The Anglo-German naval race heightened the tensions between the German and British Empires and cast a long shadow over their pre-war diplomacy. To be sure, the race was decided early on; political leaders and diplomats learned to bracket it as an issue, and it did not cause the decision for war in 1914. But the naval competition nonetheless created an atmosphere of mutual hostility and distrust, which circumscribed the space for peaceful diplomacy and public recognition of shared interests, and helped to pave the twisted road to war in Europe. The race’s outcome fed the panic among German elites over the prospect of Germany losing its place as a world power. This, in turn, provided a necessary condition for the German policy of brinkmanship in July 1914, which ultimately made war inevitable. On the British side, thinking about the German naval challenge colored the decision to go to war over Germany’s invasions of Belgium and France. The pre-war culture of conflict then easily turned into intense wartime hostility, a mutually reinforcing regime of British Germanophobia and German Anglophobia combined with the totalizing conditions of a war cast as a clash of civilizations. To view the Anglo-German arms race as a direct precursor of the war and both as part of a developing Anglo-German antagonism became common in each country, with German Anglophobes going so far as to denounce the British Empire as the main instigator of the war. Foreign observers, especially in the United States, were also prone to draw a direct line from the arms race to a war and to view the latter as a product of the pre-war Anglo-German conflict over navies and empire.
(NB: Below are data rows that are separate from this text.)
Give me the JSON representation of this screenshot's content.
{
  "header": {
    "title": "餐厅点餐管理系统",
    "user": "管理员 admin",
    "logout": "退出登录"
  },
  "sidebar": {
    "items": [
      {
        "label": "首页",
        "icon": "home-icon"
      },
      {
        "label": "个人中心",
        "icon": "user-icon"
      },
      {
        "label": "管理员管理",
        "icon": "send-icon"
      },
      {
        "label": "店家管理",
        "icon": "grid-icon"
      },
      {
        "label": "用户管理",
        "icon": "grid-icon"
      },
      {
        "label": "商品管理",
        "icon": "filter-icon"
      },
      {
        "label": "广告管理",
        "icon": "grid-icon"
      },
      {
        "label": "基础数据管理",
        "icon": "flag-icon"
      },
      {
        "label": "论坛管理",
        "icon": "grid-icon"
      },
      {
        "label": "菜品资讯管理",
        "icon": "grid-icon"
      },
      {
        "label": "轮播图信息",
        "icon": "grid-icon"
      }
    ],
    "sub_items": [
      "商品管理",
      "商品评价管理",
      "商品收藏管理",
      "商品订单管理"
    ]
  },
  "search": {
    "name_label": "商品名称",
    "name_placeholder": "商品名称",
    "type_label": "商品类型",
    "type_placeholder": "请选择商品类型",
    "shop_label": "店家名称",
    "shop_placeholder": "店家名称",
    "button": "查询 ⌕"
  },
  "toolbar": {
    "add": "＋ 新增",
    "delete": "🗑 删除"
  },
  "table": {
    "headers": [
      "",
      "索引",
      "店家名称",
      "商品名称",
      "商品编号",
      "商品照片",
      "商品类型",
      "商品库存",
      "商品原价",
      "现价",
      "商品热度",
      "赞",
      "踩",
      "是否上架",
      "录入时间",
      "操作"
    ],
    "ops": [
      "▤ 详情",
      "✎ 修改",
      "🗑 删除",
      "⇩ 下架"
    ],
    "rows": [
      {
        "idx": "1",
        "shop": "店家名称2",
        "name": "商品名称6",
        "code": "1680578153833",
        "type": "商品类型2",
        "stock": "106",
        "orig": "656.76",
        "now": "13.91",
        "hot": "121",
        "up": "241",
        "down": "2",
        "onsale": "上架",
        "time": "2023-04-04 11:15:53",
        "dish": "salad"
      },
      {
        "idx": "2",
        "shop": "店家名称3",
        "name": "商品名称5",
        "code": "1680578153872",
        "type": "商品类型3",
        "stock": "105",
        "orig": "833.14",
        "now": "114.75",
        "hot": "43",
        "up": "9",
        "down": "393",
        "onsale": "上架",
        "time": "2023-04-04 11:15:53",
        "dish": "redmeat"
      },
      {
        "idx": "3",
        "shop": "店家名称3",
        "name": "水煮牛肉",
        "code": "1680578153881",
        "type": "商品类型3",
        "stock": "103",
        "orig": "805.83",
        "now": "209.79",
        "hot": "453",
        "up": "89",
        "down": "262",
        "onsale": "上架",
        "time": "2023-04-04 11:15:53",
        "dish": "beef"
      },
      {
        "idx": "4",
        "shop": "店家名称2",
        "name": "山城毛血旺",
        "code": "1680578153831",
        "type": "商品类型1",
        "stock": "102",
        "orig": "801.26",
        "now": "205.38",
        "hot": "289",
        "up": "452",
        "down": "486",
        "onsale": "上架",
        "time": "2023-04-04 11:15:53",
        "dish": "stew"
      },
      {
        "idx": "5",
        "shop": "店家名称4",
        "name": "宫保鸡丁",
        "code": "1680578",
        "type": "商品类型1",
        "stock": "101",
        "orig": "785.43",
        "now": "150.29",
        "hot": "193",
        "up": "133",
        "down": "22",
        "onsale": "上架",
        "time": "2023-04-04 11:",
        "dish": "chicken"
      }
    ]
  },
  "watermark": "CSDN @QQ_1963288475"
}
Ever since, the arms race has loomed large in public narratives and memory of the lead-up to World War I. Over time it has increasingly come to stand in either for the folly of pre-war militarism and power politics as a general European condition, or for both the pathology of the German bid for world power, linked to the country’s compromised modernity, and the superior rationality of Britain as a liberal state and peaceful empire. In the era of Cold War militarization and U.S.-Soviet antagonism, the Anglo-German arms competition also served as an object lesson for the concerned public, allegedly providing insight into the dynamics of a modern arms race and the relationship between threat, deterrence, and war. In the past twenty-five years, however, the story of the Anglo-German race has lost its luster as a cautionary tale as Europe confines its 20th century to history and confronts a present not haunted by the specter of big power arms competitions and war. Strikingly, there has been a sustained effort to rethink the Anglo-German arms race as a historical event, at least in the scholarly realm. While scholars of German Weltpolitik and battleship construction continue to stress the seriousness of the German challenge to British naval mastery and the reality of the arms competition, many historians of the Royal Navy and the British Empire have come to downplay the centrality of the arms race and the larger Anglo-German antagonism for the understanding of British naval policy and strategy before 1914. Today, the place of the Anglo-German naval race in the historical imagination of the future remains an open question.